The last few years trying to be heard or get help, I contacted all kinds of folks and tried all kinds of things to get through. I kept getting kicked downstairs to the admin or staff more concerned with protecting their realm than with truly assisting anyone with anything. It’s quite a statement about human nature.
When you get that many no’s, you begin to start wondering what it is about yourself or your approach that turns people off. Then you look around at the rooms full of people in the same boat, and you realize no approach can affect change if the recipient lacks the knowledge or experience required for you to get through. You feel like you’re Al Gore trying to get across the concept of global warming. You wonder if you have the same quality that enabled him to persevere. Then you think of the alternative — give up, die.

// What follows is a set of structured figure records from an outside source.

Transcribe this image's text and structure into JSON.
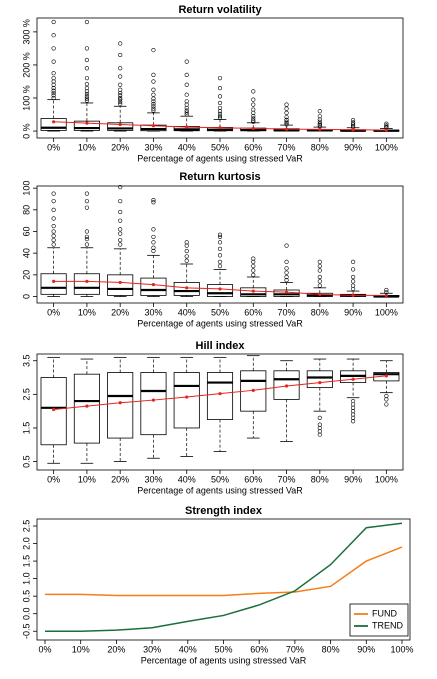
{
  "chart_data": [
    {
      "type": "box",
      "title": "Return volatility",
      "x_label": "Percentage of agents using stressed VaR",
      "categories": [
        "0%",
        "10%",
        "20%",
        "30%",
        "40%",
        "50%",
        "60%",
        "70%",
        "80%",
        "90%",
        "100%"
      ],
      "ylim": [
        -21,
        342
      ],
      "yticks": [
        {
          "value": 0,
          "label": "0 %"
        },
        {
          "value": 100,
          "label": "100 %"
        },
        {
          "value": 200,
          "label": "200 %"
        },
        {
          "value": 300,
          "label": "300 %"
        }
      ],
      "box_color": "#000000",
      "mean_color": "#e8221c",
      "min": [
        0,
        0,
        0,
        0,
        0,
        0,
        0,
        0,
        0,
        0,
        0
      ],
      "q1": [
        2,
        2,
        2,
        1,
        1,
        1,
        1,
        1,
        1,
        1,
        0
      ],
      "median": [
        10,
        9,
        8,
        6,
        5,
        4,
        3,
        2,
        2,
        1,
        1
      ],
      "q3": [
        38,
        30,
        25,
        18,
        14,
        11,
        9,
        7,
        5,
        4,
        3
      ],
      "max": [
        95,
        85,
        75,
        55,
        45,
        35,
        25,
        18,
        12,
        10,
        8
      ],
      "outliers": [
        [
          100,
          108,
          115,
          122,
          130,
          140,
          150,
          160,
          175,
          210,
          250,
          290,
          330
        ],
        [
          92,
          98,
          105,
          112,
          120,
          130,
          142,
          160,
          190,
          215,
          250,
          330
        ],
        [
          82,
          88,
          95,
          100,
          108,
          115,
          125,
          140,
          165,
          190,
          230,
          265
        ],
        [
          62,
          68,
          75,
          82,
          90,
          98,
          110,
          125,
          150,
          170,
          245
        ],
        [
          50,
          56,
          62,
          70,
          80,
          90,
          110,
          140,
          170,
          210
        ],
        [
          40,
          45,
          52,
          60,
          70,
          85,
          105,
          130,
          160
        ],
        [
          28,
          32,
          38,
          45,
          55,
          65,
          80,
          95,
          120
        ],
        [
          20,
          24,
          28,
          34,
          42,
          55,
          68,
          80
        ],
        [
          14,
          18,
          22,
          28,
          35,
          45,
          60
        ],
        [
          12,
          15,
          20,
          26,
          33
        ],
        [
          10,
          13,
          17,
          22
        ]
      ],
      "mean": [
        28,
        24,
        20,
        16,
        12,
        10,
        8,
        6,
        5,
        4,
        3
      ]
    },
    {
      "type": "box",
      "title": "Return kurtosis",
      "x_label": "Percentage of agents using stressed VaR",
      "categories": [
        "0%",
        "10%",
        "20%",
        "30%",
        "40%",
        "50%",
        "60%",
        "70%",
        "80%",
        "90%",
        "100%"
      ],
      "ylim": [
        -6,
        102
      ],
      "yticks": [
        0,
        20,
        40,
        60,
        80,
        100
      ],
      "box_color": "#000000",
      "mean_color": "#e8221c",
      "min": [
        0,
        0,
        0,
        0,
        0,
        0,
        0,
        0,
        0,
        0,
        0
      ],
      "q1": [
        2,
        2,
        1,
        1,
        1,
        0,
        0,
        0,
        0,
        0,
        0
      ],
      "median": [
        8,
        8,
        7,
        6,
        5,
        3,
        2,
        2,
        1,
        1,
        0
      ],
      "q3": [
        21,
        21,
        20,
        17,
        13,
        11,
        8,
        6,
        3,
        2,
        1
      ],
      "max": [
        45,
        45,
        44,
        38,
        30,
        25,
        18,
        13,
        8,
        5,
        3
      ],
      "outliers": [
        [
          48,
          52,
          56,
          60,
          65,
          72,
          80,
          88,
          95
        ],
        [
          48,
          53,
          55,
          60,
          82,
          88,
          95
        ],
        [
          48,
          52,
          58,
          62,
          70,
          78,
          88,
          101
        ],
        [
          42,
          45,
          50,
          55,
          62,
          87,
          89
        ],
        [
          33,
          37,
          42,
          47,
          50
        ],
        [
          28,
          32,
          38,
          44,
          50,
          55,
          57
        ],
        [
          20,
          24,
          28,
          32,
          35
        ],
        [
          15,
          18,
          22,
          26,
          32,
          47
        ],
        [
          10,
          14,
          18,
          24,
          28,
          32
        ],
        [
          7,
          10,
          14,
          18,
          25,
          32
        ],
        [
          4,
          6
        ]
      ],
      "mean": [
        14,
        14,
        13,
        11,
        8,
        7,
        5,
        4,
        2,
        1,
        1
      ]
    },
    {
      "type": "box",
      "title": "Hill index",
      "x_label": "Percentage of agents using stressed VaR",
      "categories": [
        "0%",
        "10%",
        "20%",
        "30%",
        "40%",
        "50%",
        "60%",
        "70%",
        "80%",
        "90%",
        "100%"
      ],
      "ylim": [
        0.25,
        3.7
      ],
      "yticks": [
        0.5,
        1.5,
        2.5,
        3.5
      ],
      "box_color": "#000000",
      "mean_color": "#e8221c",
      "min": [
        0.45,
        0.45,
        0.5,
        0.6,
        0.65,
        0.8,
        1.2,
        1.1,
        2.0,
        2.4,
        2.55
      ],
      "q1": [
        1.0,
        1.05,
        1.2,
        1.3,
        1.5,
        1.75,
        2.0,
        2.35,
        2.7,
        2.85,
        2.9
      ],
      "median": [
        2.1,
        2.3,
        2.45,
        2.6,
        2.75,
        2.85,
        2.9,
        2.95,
        3.0,
        3.05,
        3.1
      ],
      "q3": [
        3.0,
        3.1,
        3.15,
        3.15,
        3.15,
        3.15,
        3.2,
        3.2,
        3.2,
        3.2,
        3.15
      ],
      "max": [
        3.6,
        3.55,
        3.6,
        3.6,
        3.6,
        3.6,
        3.65,
        3.5,
        3.55,
        3.55,
        3.5
      ],
      "outliers": [
        [],
        [],
        [],
        [],
        [],
        [],
        [],
        [],
        [
          1.3,
          1.4,
          1.5,
          1.6,
          1.8
        ],
        [
          1.7,
          1.8,
          1.9,
          2.0,
          2.1,
          2.2,
          2.3
        ],
        [
          2.2,
          2.35,
          2.45
        ]
      ],
      "mean": [
        2.05,
        2.15,
        2.25,
        2.33,
        2.42,
        2.52,
        2.62,
        2.75,
        2.85,
        2.95,
        3.05
      ]
    },
    {
      "type": "line",
      "title": "Strength index",
      "x_label": "Percentage of agents using stressed VaR",
      "categories": [
        "0%",
        "10%",
        "20%",
        "30%",
        "40%",
        "50%",
        "60%",
        "70%",
        "80%",
        "90%",
        "100%"
      ],
      "ylim": [
        -0.75,
        2.7
      ],
      "yticks": [
        -0.5,
        {
          "value": 0,
          "label": "0.0"
        },
        0.5,
        {
          "value": 1,
          "label": "1.0"
        },
        1.5,
        {
          "value": 2,
          "label": "2.0"
        },
        2.5
      ],
      "legend": "bottom-right",
      "series": [
        {
          "name": "FUND",
          "color": "#f57f17",
          "values": [
            0.55,
            0.55,
            0.52,
            0.52,
            0.52,
            0.52,
            0.58,
            0.62,
            0.78,
            1.5,
            1.9
          ]
        },
        {
          "name": "TREND",
          "color": "#1b6e3a",
          "values": [
            -0.5,
            -0.5,
            -0.47,
            -0.4,
            -0.22,
            -0.05,
            0.25,
            0.65,
            1.4,
            2.45,
            2.58
          ]
        }
      ]
    }
  ]
}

How loudly can someone yell H E L P!!! and still be ignored? All the while, you feel the cognitive dysfunction from your illness increase. You think you might wake up one day too alzheimerish to remember enough to care. That’s why I had to write down my experiences with outpatient care doctors and the medical community before I forgot. The stories are compelling and shed light on the chasm between medical research and the practice of medicine that hasn’t altered its robotic, deistic ways in over 30 years despite mind blowing advances.